Winner, Spur Award for Best Western Long Novel (Western Writers of America) and Southwest Book Award (Border Regional Library Association)

On February 10, 1918, John Power woke to the sound of bells and horses’ hooves. He was sharing a cabin near the family mine with his brother Tom and their father Jeff; hired man Tom Sisson was also nearby. Then gunfire erupted, and so began the day when the Power brothers engaged the Graham County Sheriff’s Department in the bloodiest shootout in Arizona history.

Now Thomas Cobb, author of Crazy Heart and Shavetail, has taken up the story in this powerful and meticulously researched nonfiction novel. What seems at first a simple tale of crime and pursuit takes on much greater meaning and complexity as the story traces the past lives of the main characters and interconnects them—all leading back to the deadly confrontation that begins the book.
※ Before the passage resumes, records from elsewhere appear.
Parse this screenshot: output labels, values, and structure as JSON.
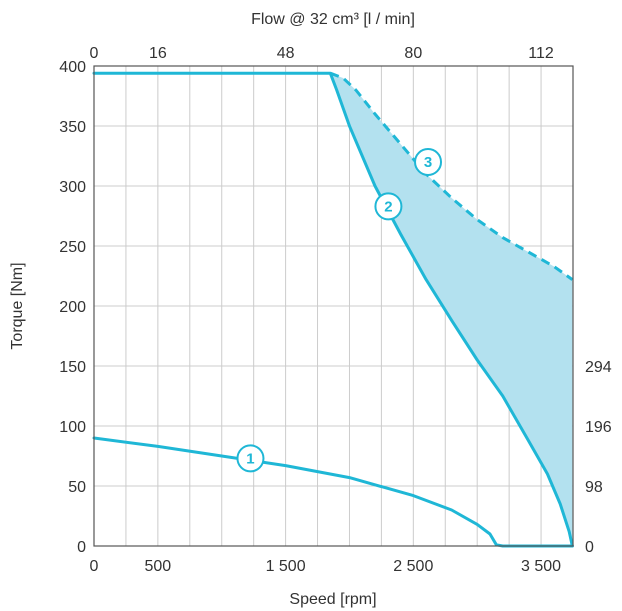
{
  "chart_data": {
    "type": "line",
    "xlabel": "Speed [rpm]",
    "ylabel": "Torque [Nm]",
    "top_axis_label": "Flow @ 32 cm³ [l / min]",
    "xlim": [
      0,
      3750
    ],
    "ylim": [
      0,
      400
    ],
    "bottom_ticks": [
      {
        "value": 0,
        "label": "0"
      },
      {
        "value": 500,
        "label": "500"
      },
      {
        "value": 1500,
        "label": "1 500"
      },
      {
        "value": 2500,
        "label": "2 500"
      },
      {
        "value": 3500,
        "label": "3 500"
      }
    ],
    "top_ticks": [
      {
        "value": 0,
        "label": "0"
      },
      {
        "value": 500,
        "label": "16"
      },
      {
        "value": 1500,
        "label": "48"
      },
      {
        "value": 2500,
        "label": "80"
      },
      {
        "value": 3500,
        "label": "112"
      }
    ],
    "left_ticks": [
      0,
      50,
      100,
      150,
      200,
      250,
      300,
      350,
      400
    ],
    "right_ticks": [
      {
        "value": 0,
        "label": "0"
      },
      {
        "value": 50,
        "label": "98"
      },
      {
        "value": 100,
        "label": "196"
      },
      {
        "value": 150,
        "label": "294"
      }
    ],
    "grid_x": [
      250,
      750,
      1000,
      1250,
      1750,
      2000,
      2250,
      2750,
      3000,
      3250
    ],
    "grid": true,
    "colors": {
      "curve": "#1fb7d6",
      "fill": "#b3e1ef",
      "grid": "#cccccc",
      "axis": "#555555"
    },
    "series": [
      {
        "label": "1",
        "style": "solid",
        "x": [
          0,
          500,
          1000,
          1500,
          2000,
          2500,
          2800,
          3000,
          3100,
          3150,
          3200,
          3300,
          3400,
          3500,
          3600,
          3745
        ],
        "y": [
          90,
          83,
          75,
          67,
          57,
          42,
          30,
          18,
          10,
          1,
          0,
          0,
          0,
          0,
          0,
          0
        ]
      },
      {
        "label": "2",
        "style": "solid",
        "x": [
          0,
          500,
          1000,
          1500,
          1850,
          1900,
          2000,
          2200,
          2400,
          2600,
          2800,
          3000,
          3200,
          3400,
          3550,
          3650,
          3720,
          3745
        ],
        "y": [
          394,
          394,
          394,
          394,
          394,
          380,
          350,
          300,
          260,
          222,
          188,
          155,
          125,
          88,
          60,
          35,
          12,
          0
        ]
      },
      {
        "label": "3",
        "style": "dashed",
        "x": [
          1850,
          1950,
          2050,
          2200,
          2400,
          2600,
          2800,
          3000,
          3200,
          3400,
          3600,
          3745
        ],
        "y": [
          394,
          390,
          380,
          360,
          335,
          310,
          290,
          272,
          257,
          245,
          233,
          222
        ]
      }
    ],
    "labels": [
      {
        "text": "1",
        "x": 1225,
        "y": 73
      },
      {
        "text": "2",
        "x": 2305,
        "y": 283
      },
      {
        "text": "3",
        "x": 2615,
        "y": 320
      }
    ]
  }
}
Cobb cunningly weaves the story of the Power brothers’ escape with flashbacks of the boys’ father’s life and his struggle to make a living ranching, logging, and mining in the West around the turn of the century. Deftly drawn characters and cleverly concealed motivations work seamlessly to blend a compelling family history with a desperate story of the brothers as they attempt to escape.

Grappling with themes of loyalty, masculinity, technology, and honor, this sweeping saga reveals the passion and brutality of frontier life in Arizona a hundred years ago. Richly authentic and beautifully written, With Blood in Their Eyes breathes dramatic new life into this nearly forgotten episode of the American West.